Porting MAAS to Python 3: The (More) Technical Bits
The MAAS team’s mission was to port MAAS from Python 2.7 to Python 3.5.
This post has a rundown of how we prepared, how we did the port itself, and what we learned. It follows on from Porting MAAS to Python 3 which gives an overview of the port. They’re both written from an engineering perspective, but this post contains a lot more technical detail.
What we did to prepare
We used a few features of Python 2.7 that are meant to help prepare for a port to Python 3, and we also devised one of our own. At the top of every module and script we:
-
imported
unicode_literals,absolute_imports, andprint_functionfrom__future__, -
selected new-style classes by default with
__metaclass__ = type, -
forbade the use of
strwithstr = None.
The latter forced the use of bytes or unicode and so brought decisions
about encoding and decoding to the fore. Sadly it couldn’t prevent implicit
coercion between these types.
With an irritating tenacity I would also recommend the use of
dict.view{keys,values,items} in code reviews.
In Python 2.7 these methods exhibit the closest behaviour to Python 3’s
dict.{keys,values,items}. They’re also converted cleanly by 2to3 whereas,
for example, dict.keys() is converted to list(dict.keys()) and
dict.iterkeys() is converted to iter(dict.keys()).
The intermediate lists that arise are somewhat wasteful and very often
unnecessary, but it’s hard for 2to3 to know this because the dict
fixer
doesn’t consider the context (and doing so may be a task more suited to a
human in any case). Using the dict.view* variants gives it a hint.
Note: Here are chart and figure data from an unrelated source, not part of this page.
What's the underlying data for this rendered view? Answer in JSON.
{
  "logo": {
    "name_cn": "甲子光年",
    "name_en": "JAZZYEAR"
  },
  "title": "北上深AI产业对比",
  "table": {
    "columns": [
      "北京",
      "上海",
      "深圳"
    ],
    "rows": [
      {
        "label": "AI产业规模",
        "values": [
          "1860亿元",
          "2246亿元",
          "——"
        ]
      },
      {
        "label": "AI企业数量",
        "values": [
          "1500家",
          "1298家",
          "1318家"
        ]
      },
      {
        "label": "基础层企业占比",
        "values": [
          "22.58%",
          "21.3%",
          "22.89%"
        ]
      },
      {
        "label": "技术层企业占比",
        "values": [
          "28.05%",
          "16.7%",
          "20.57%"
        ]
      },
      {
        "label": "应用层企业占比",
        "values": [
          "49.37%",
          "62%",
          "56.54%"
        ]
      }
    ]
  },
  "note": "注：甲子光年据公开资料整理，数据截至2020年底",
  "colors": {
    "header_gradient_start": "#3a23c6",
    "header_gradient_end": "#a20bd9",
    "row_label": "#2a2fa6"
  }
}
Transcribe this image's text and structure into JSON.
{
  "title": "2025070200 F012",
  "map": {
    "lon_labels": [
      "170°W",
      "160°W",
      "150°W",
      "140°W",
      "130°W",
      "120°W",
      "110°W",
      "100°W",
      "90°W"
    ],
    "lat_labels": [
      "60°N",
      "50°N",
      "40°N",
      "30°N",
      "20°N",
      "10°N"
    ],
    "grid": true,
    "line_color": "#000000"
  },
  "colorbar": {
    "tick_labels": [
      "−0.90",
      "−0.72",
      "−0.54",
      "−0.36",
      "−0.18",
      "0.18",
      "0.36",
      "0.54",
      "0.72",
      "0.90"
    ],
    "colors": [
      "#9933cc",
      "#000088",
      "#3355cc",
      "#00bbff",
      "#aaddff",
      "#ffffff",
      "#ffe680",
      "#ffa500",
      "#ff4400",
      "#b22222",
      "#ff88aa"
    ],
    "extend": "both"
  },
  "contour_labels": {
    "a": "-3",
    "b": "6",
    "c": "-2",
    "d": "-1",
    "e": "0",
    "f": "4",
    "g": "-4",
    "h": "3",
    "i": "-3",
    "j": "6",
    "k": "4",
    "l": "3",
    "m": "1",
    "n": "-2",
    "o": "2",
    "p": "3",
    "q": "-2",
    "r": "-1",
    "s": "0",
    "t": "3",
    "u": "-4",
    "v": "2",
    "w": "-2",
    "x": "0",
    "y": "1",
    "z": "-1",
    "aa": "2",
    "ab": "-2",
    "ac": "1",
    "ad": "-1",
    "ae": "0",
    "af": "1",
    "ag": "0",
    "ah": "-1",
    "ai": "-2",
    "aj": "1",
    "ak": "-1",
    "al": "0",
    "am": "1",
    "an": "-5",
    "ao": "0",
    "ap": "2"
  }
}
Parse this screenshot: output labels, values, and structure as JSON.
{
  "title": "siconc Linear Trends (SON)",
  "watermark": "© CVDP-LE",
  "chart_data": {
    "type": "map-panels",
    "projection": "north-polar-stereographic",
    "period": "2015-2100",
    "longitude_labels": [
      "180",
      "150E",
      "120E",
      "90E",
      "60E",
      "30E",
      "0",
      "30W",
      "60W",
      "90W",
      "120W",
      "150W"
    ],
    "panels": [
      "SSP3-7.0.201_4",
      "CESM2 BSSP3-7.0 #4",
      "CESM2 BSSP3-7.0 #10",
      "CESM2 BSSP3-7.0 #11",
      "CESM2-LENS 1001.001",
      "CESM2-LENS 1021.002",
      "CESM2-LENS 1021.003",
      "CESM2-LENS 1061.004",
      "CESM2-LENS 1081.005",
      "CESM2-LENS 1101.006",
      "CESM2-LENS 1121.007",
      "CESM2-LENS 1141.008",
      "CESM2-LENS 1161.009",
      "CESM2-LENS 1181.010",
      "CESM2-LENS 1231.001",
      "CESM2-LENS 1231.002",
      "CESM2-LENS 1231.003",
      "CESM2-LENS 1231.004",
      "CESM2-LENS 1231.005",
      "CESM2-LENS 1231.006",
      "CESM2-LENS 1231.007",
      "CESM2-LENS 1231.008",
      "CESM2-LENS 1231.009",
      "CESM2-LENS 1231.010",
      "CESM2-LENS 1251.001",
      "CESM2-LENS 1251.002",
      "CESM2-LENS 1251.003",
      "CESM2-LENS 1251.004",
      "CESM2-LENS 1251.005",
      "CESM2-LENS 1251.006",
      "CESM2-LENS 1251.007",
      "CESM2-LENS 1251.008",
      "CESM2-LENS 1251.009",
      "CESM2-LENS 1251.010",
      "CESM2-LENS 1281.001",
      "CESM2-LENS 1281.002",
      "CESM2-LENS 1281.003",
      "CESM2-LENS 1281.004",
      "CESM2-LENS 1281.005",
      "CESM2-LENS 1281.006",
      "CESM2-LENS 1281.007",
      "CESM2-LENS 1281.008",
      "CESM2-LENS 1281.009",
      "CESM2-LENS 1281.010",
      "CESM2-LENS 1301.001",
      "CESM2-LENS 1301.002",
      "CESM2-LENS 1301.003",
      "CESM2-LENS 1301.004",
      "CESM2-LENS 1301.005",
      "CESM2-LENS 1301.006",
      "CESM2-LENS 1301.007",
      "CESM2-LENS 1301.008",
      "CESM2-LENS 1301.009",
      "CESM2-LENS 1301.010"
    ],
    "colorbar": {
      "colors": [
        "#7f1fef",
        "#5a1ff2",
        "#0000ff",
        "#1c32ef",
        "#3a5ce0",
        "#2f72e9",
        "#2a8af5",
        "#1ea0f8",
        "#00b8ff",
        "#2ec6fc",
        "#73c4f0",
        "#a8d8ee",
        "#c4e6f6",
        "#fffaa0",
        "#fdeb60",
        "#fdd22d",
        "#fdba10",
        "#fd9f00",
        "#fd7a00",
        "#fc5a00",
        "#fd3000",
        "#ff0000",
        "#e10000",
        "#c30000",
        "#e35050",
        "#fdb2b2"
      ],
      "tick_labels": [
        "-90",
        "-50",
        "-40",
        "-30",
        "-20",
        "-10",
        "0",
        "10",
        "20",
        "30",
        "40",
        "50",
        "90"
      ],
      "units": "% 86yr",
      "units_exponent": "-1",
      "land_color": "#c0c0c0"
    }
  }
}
Unfortunately old habits die hard, and I ended up spending a lot of time
manually reverting these kinds of changes from 2to3’s patches.
The process
-
A bug in
2to3means that all__future__imports needed to be reformated onto a single line (see [reformat-future-imports-on-single-line.py] reformat-future-imports-on-single-line):bzr ls --kind=file --recursive --versioned --null | \\ xargs -r0 python python3/reformat-future-imports-on-single-line.py -
The
str = Nonelines also needed to be removed (seeremove-str-equals-none-shim.py):bzr ls --kind=file --recursive --versioned --null | \\ xargs -r0 python python3/remove-str-equals-none-shim.py -
We converted MAAS’s code directory by directory, but worked with patches instead of getting
2to3to write directly:2to3 --nofix=callable src/${subcomponent} > \\ python3/fix-${subcomponent}.diff -
We reviewed patches to sanity check them, and to remove unnecessary conversions. Commit each patch again, then apply:
patch -p0 < python3/fix-${subcomponent}.diff -
The
__metaclass__ = typelines and all remaining shims were next to go (seeremove-all-shims.py):bzr ls --kind=file --recursive --versioned --null | \\ xargs -r0 python python3/remove-all-shims.py -
We got the tests passing, committing as we went. Problematic tests were skipped like so:
@skip("PYTHON3-TEMPORARY-DURING-PORT")
We did this last step for tests that depended on code that had not yet ported. Instead of pushing that work onto the stack we would just skip the tests and move on. Later on we revisited these tests (which, marked distinctively, were easy to find) and got them all working.
Observations
On the usefulness of annotations
Python 3.5 has the typing
module in the standard library, the use of which results in quite readable
type annotations. This was more
useful than I expected.
I was often trying to keep in mind many disparate parts of the code base and I found it was much more convenient to have type information in the function signature rather than in the docstring, or discernible only from reading the code or call-sites.
I started to pine for tooling to enforce those annotations. Duck-typing doesn’t mean that anything goes: arguments still need to look and quack like the duck you’re expecting.
ABCs and this new and related
typing module make it possible to describe the ducks you’re looking for. It
seems a shame not to take full advantage of it.
I could not get mypy to install. From what I
can tell, this is the big boss of type annotations in Python. It can
statically analyze your program and discover typing mistakes. But I didn’t
have time to figure out what was wrong and learn how to use it. Another day.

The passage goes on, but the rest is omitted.